I will look into it if noone else has made a transcript of this.

Many thanks to @mango for the recordning and the Unger transcript, to @medfeb for the Lapp transcript, and to MEAction for the Komaroff and Nath transcripts.

I was VERY disappointed to hear Lapp proclaim GET to be "of great benefit". That baffled me.

Also disappointed that the severely ill didn't get more mention.

But there's stuff in Komaroff's and Nath's presentations that is useful, as well as some of the quotes from this Jaffe, I think. (I'm always thinking from the perspective of what I can use in my Swedish ME/CFS newsletter, which now reaches 1800 professionals.)
 

Anne

Senior Member
Messages
295
Here are some snippets from Dr Harold Jaffe's introduction. I realize this probably doesn't add a whole lot from a US advocacy perspective, but for my Scandinavian newsletter and for raising awareness here it's useful to be able to quote the CDC's Associate Director for Science stating that ME/CFS is a physical disease.

CFS is an important public health problem

We know that the disease is real and that affected patients suffer greatly. Furthermore the economic impact of the disease is felt across the country.

CFS is a biologically based illness that affects individuals in nearly all the aspects of their lives, significantly affecting their ability to work and support their families.

Sadly studies show that many patients experience significant barriers in terms of receiving appropriate health care.
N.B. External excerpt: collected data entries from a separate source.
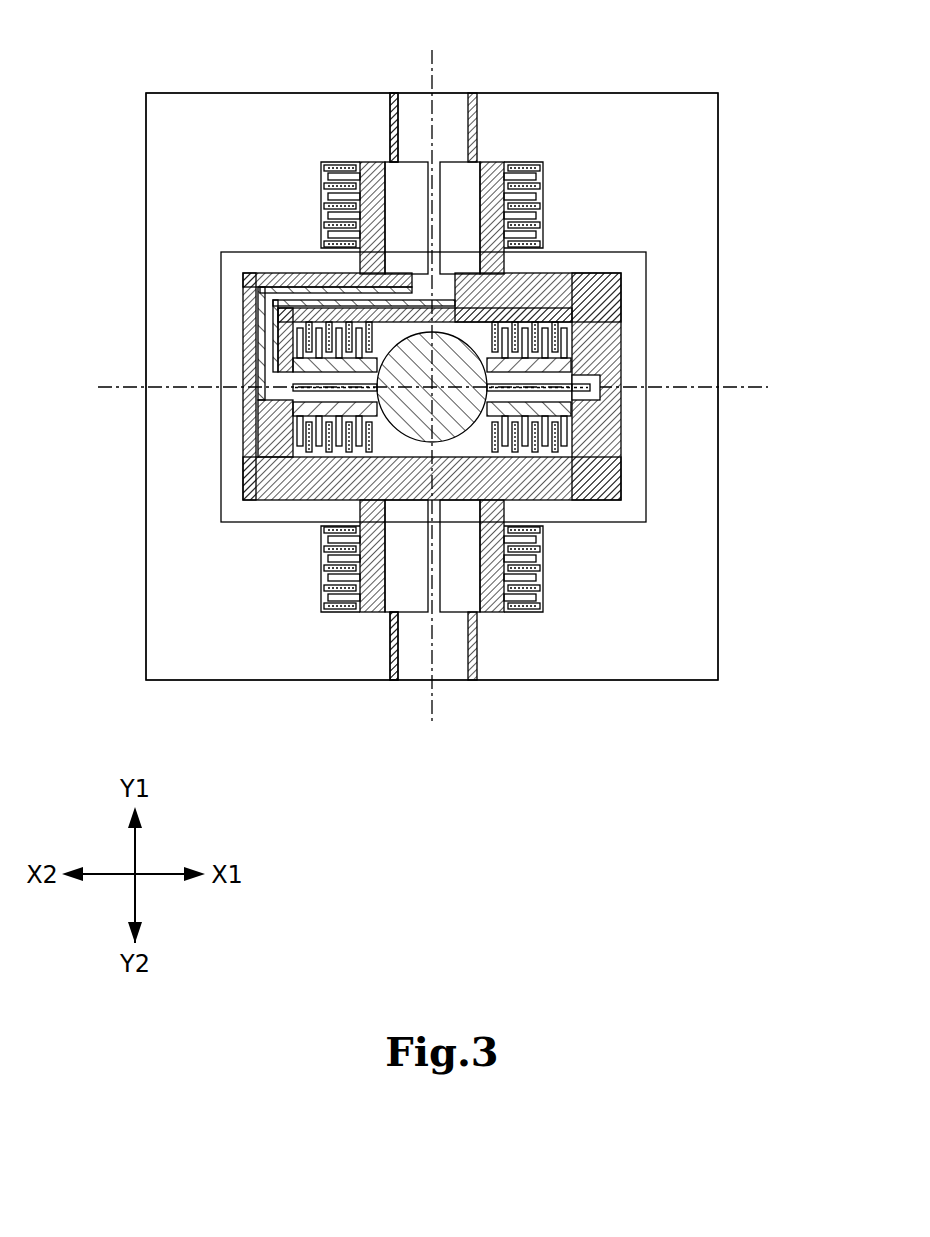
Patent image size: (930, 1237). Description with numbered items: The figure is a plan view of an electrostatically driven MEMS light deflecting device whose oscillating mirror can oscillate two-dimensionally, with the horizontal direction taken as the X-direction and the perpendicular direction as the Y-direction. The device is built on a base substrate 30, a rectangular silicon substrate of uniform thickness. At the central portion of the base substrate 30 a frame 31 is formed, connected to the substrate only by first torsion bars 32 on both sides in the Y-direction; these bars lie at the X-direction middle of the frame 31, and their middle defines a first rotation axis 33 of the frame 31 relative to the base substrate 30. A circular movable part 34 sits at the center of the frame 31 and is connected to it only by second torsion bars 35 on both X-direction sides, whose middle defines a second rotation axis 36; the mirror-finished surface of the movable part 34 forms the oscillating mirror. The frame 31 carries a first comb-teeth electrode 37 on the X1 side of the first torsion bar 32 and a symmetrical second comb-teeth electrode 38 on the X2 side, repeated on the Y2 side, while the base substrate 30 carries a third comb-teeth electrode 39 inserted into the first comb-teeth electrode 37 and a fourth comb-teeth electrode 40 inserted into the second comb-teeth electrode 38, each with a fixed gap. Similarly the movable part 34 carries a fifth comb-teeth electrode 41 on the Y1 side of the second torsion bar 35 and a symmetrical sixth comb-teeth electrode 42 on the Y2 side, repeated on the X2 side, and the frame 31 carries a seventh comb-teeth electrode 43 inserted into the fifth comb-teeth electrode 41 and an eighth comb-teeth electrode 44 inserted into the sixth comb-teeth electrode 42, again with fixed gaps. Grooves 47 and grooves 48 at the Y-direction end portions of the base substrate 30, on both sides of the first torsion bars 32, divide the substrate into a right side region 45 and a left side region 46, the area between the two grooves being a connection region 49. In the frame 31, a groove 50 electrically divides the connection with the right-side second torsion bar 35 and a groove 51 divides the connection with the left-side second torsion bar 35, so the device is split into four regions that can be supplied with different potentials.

The base substrate 30 is at (718, 152).
The frame 31 is at (622, 292).
The first torsion bar 32 is at (440, 208).
The first rotation axis 33 is at (444, 58).
The movable part 34 is at (405, 452).
The second torsion bar 35 is at (330, 393).
The second rotation axis 36 is at (110, 385).
The first comb-teeth electrode 37 is at (522, 183).
The second comb-teeth electrode 38 is at (340, 182).
The third comb-teeth electrode 39 is at (533, 237).
The fourth comb-teeth electrode 40 is at (326, 240).
The fifth comb-teeth electrode 41 is at (282, 362).
The sixth comb-teeth electrode 42 is at (312, 428).
The seventh comb-teeth electrode 43 is at (300, 340).
The eighth comb-teeth electrode 44 is at (290, 458).
The right side region 45 is at (700, 197).
The left side region 46 is at (165, 173).
The groove 47 is at (478, 112).
The groove 48 is at (390, 102).
The connection region 49 is at (410, 104).
The groove 50 is at (600, 395).
The groove 51 is at (278, 318).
This need to change, we need to enable health care providers to better recognize and offer better treatment for this condition.

We need biomarkers to make the disease more clearly diagnosable, and you’ll hear some about those collaborations and studies that are underway with the goal of improving our diagnostic abilities and our treatments. But in the meantime, dedicated scientists, clinicians and patients are helping us incrementally build our knowledge base about the disease.

CDC’s approach includes working in partnerships with clinical research experts, patient advocacy groups and other governmental agencies.